Mathematical Analysis of Materials Interfacial Motions by Surface Diffusion

通过表面扩散对材料界面运动进行数学分析

• 批准号: 0707926
• 负责人: Nung Kwan Yip
• 金额: $ 23.43万
• 依托单位: Purdue University
• 依托单位国家: 美国
• 项目类别: Standard Grant
• 财政年份: 2007
• 资助国家: 美国
• 起止时间: 2007-09-01 至 2010-08-31
• 项目状态: 已结题
• 来源: https://www.nsf.gov/awardsearch/showAward?AWD_ID=0707926&HistoricalAwards=false
• 关键词: Mathematical; Analysis; Materials; Interfacial; Motions

Yip0707926 The investigator concentrates on the mathematicalinvestigation of surface diffusion, which is a fourth ordergeometric evolution. This motion law is a very useful model inmaterials science for phase boundary motions, which appear inthermal grooving, grain boundary migration, sintering, and manyother instances. Even though the model was proposed by Mullinsin the 1950s, analysis and understanding of the model is stillfar from complete, due to the lack of sufficient mathematicaltools. Many issues such as existence of solutions, theirqualitative behaviors, and singularity formations are still wideopen. The project analyzes surface diffusion from a variationalapproach, which has proved to be quite versatile for many similarmotion laws. Questions to be investigated include approximationand construction of solutions, the analysis of crystalline facetmotions, and the understanding of solutions exhibitingself-similarity structures. The outcomes can benefit both themathematical and materials science communities. The use of mathematics in the modeling and analysis ofmaterials science phenomena has become more and more important,in particular with the current continued outgrowth ofnanotechnology. The properties of real materials very often arelinked to the presence of inhomogeneity and defects such as phaseboundaries and triple junctions. Successful understanding ofthese structures, especially their dynamical response behavior,requires intricate mathematical tools. This project aims tointroduce new mathematical techniques to study phenomena ofsurface diffusion that have been proposed and experimentallyobserved for a long time, though many questions remain unsettled. The scientific merit of the project includes a betterunderstanding of the materials and their response under variousexternal environments. The project also provides an excellentopportunity for interdisciplinary research and educationalactivities that can tie together mathematical and engineeringsciences, and graduate students are involved in the work.
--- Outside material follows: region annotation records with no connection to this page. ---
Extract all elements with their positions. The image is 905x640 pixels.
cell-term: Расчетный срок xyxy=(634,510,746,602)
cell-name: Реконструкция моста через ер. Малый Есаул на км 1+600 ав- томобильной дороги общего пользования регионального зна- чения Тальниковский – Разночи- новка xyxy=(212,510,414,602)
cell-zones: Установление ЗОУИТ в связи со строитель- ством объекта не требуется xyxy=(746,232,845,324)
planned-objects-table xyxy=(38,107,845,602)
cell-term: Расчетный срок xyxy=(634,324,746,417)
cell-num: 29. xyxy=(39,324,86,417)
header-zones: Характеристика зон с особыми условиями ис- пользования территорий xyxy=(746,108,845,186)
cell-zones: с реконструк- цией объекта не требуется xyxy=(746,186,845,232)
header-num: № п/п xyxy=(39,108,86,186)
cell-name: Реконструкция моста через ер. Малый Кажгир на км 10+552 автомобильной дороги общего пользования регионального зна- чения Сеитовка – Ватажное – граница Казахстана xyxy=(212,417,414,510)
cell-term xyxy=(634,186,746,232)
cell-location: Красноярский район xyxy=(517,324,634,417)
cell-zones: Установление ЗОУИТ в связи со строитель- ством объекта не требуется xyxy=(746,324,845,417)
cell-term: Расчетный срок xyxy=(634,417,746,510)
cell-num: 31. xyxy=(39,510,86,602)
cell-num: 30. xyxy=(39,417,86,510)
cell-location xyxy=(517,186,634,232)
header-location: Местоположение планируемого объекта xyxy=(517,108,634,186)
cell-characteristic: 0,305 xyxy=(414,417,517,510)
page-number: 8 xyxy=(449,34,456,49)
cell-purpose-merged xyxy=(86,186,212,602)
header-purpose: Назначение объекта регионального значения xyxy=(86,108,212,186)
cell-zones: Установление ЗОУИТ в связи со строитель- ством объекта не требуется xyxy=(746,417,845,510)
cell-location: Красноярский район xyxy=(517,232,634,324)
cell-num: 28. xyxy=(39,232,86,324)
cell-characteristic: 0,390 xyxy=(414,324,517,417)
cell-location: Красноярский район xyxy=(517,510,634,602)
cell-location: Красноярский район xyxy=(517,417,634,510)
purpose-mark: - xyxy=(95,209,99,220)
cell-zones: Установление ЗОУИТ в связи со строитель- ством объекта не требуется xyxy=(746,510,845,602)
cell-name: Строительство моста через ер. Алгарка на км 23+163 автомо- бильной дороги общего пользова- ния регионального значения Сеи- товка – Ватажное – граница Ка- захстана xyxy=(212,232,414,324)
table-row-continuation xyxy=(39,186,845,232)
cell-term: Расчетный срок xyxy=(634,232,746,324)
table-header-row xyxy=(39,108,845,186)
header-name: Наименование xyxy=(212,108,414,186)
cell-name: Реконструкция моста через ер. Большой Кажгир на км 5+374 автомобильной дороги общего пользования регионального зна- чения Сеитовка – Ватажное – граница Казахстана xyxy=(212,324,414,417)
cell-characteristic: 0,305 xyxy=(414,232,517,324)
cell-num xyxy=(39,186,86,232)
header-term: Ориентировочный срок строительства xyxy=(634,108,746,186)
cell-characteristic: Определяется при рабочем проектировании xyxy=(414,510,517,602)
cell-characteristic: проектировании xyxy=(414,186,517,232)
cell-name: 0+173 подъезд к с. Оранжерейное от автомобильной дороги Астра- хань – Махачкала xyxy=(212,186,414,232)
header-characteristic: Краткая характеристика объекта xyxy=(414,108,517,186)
Yip0707926 研究者集中于表面扩散的物理研究，这是一个四阶几何演化。 这一运动规律是材料科学中研究热切槽、晶界迁移、烧结等许多情况下相界运动的一个非常有用的模型。 尽管该模型是由Mullin在20世纪50年代提出的，但由于缺乏足够的理论工具，对该模型的分析和理解还远远不够。 许多问题，如解的存在性，它们的定性行为和奇异性的形成仍然是开放的。 该项目从变分方法分析表面扩散，这已被证明是相当通用的许多类似的运动规律。 要研究的问题包括近似和解决方案的建设，结晶facetmotions的分析，和解决方案constructingself-similarity结构的理解。 研究结果可使数学和材料科学界受益。 在材料科学现象的建模和分析中使用数学已经变得越来越重要，特别是随着当前纳米技术的持续发展。 真实的材料的性质通常与不均匀性和缺陷的存在有关，如相界和三重结。 成功地理解这些结构，特别是它们的动态响应行为，需要复杂的数学工具。 本项目旨在引入新的数学技术来研究表面扩散现象，这些现象已经被提出并在实验上观察了很长时间，尽管许多问题仍然没有解决。该项目的科学价值包括更好地理解材料及其在各种外部环境下的反应。 该项目还为跨学科研究和教育活动提供了一个极好的机会，可以将数学和工程科学联系在一起，研究生也参与了这项工作。